Senate Bill 12, signed by Republican Gov. Greg Abbott in 2023, makes it a crime to host or perform a “sexually oriented performance” in public or in the presence of minors. Though it never mentions drag, state leaders framed it as a drag ban. Lt. Gov. Dan Patrick called it an effort to “ban children’s exposure to drag shows,” and bill author Sen. Bryan Hughes said it targeted “sexually explicit performances like drag shows.”
The ruling marks a sharp turn from a September 2023 decision by U.S. District Judge David Hittner, who struck down S.B. 12 as an unconstitutional restriction on free speech. At the time, Hittner wrote that the statute “impermissibly infringes on the First Amendment and chills free expression,” noting its vague language could criminalize everything from drag story hours to theater performances.
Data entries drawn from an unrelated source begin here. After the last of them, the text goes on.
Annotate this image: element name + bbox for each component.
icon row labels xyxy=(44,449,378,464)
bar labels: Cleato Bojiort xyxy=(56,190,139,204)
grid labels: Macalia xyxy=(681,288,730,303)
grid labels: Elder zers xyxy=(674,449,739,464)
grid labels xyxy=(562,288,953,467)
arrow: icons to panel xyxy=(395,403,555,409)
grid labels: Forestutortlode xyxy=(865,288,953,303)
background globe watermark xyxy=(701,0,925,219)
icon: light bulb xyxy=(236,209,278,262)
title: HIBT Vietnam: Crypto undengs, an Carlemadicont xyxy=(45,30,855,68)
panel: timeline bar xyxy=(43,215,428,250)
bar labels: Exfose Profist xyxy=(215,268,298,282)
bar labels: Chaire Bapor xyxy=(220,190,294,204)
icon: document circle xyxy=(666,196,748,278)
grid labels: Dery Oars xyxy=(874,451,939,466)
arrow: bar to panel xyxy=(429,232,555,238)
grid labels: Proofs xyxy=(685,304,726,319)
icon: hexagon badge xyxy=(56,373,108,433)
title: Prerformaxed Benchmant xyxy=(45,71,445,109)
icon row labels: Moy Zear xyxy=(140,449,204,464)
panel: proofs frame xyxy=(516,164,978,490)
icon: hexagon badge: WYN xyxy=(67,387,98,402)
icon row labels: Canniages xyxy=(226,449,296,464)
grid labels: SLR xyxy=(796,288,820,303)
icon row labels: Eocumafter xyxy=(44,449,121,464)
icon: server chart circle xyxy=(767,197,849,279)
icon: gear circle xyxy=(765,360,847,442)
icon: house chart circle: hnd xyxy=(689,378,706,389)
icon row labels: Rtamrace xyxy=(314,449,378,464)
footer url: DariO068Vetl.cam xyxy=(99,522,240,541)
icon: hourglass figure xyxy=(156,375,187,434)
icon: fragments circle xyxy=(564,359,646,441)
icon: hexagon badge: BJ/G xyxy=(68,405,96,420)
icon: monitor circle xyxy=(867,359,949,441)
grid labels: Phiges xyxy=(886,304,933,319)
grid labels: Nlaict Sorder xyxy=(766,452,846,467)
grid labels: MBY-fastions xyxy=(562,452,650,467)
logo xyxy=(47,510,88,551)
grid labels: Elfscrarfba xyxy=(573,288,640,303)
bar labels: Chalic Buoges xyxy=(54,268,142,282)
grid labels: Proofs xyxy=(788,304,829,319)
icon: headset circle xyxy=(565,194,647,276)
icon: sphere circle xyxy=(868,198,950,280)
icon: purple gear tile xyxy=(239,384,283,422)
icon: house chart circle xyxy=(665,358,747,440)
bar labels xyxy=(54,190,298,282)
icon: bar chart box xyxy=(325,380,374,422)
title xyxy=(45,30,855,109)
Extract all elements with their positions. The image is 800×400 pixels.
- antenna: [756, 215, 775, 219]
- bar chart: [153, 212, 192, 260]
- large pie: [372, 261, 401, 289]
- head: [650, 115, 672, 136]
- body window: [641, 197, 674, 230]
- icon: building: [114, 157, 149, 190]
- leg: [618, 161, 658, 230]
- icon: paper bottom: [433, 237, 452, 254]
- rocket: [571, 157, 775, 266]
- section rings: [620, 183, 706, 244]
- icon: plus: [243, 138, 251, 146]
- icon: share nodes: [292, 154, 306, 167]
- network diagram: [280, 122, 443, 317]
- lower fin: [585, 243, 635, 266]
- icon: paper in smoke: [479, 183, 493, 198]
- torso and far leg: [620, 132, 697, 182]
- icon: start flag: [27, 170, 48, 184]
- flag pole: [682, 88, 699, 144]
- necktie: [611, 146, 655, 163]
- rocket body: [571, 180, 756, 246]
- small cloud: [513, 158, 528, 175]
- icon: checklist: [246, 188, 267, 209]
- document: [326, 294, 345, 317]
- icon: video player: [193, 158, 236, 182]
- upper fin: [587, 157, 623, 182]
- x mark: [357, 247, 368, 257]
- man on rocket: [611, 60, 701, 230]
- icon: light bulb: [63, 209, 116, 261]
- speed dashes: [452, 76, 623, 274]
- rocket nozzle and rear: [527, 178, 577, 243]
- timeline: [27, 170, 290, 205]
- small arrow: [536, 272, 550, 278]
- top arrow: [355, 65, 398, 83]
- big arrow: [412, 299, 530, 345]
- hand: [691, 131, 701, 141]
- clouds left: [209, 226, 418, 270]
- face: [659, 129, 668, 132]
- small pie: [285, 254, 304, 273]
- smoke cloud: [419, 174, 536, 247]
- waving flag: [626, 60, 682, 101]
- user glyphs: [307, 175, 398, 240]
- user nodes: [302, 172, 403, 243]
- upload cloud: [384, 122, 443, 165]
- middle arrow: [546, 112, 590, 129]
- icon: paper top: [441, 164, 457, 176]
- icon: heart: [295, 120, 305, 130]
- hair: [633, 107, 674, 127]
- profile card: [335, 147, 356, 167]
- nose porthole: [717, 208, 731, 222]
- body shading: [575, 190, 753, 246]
The Fifth Circuit majority disagreed, writing that “none of the trial evidence indicates that the performances are ‘in some sense erotic,’” and concluded that most plaintiffs failed to prove their events were “arguably proscribed” under the law.
Judge James L. Dennis dissented in part, warning that the majority “turns a blind eye to the Texas Legislature’s avowed purpose: a statewide ‘drag ban.’” He pointed to legislative records and public comments from Texas officials such as Gov. Greg Abbott and Lt. Gov. Dan Patrick, who celebrated the law’s passage as a ban on drag shows.
The panel said Hittner must reconsider the case under the U.S. Supreme Court’s Moody v. NetChoice standard, which allows facial First Amendment challenges only if a law’s unconstitutional applications “substantially outweigh” its valid ones.
The case will return to Houston for reconsideration under the new test, leaving Texas’s drag performers and Pride organizers facing renewed uncertainty.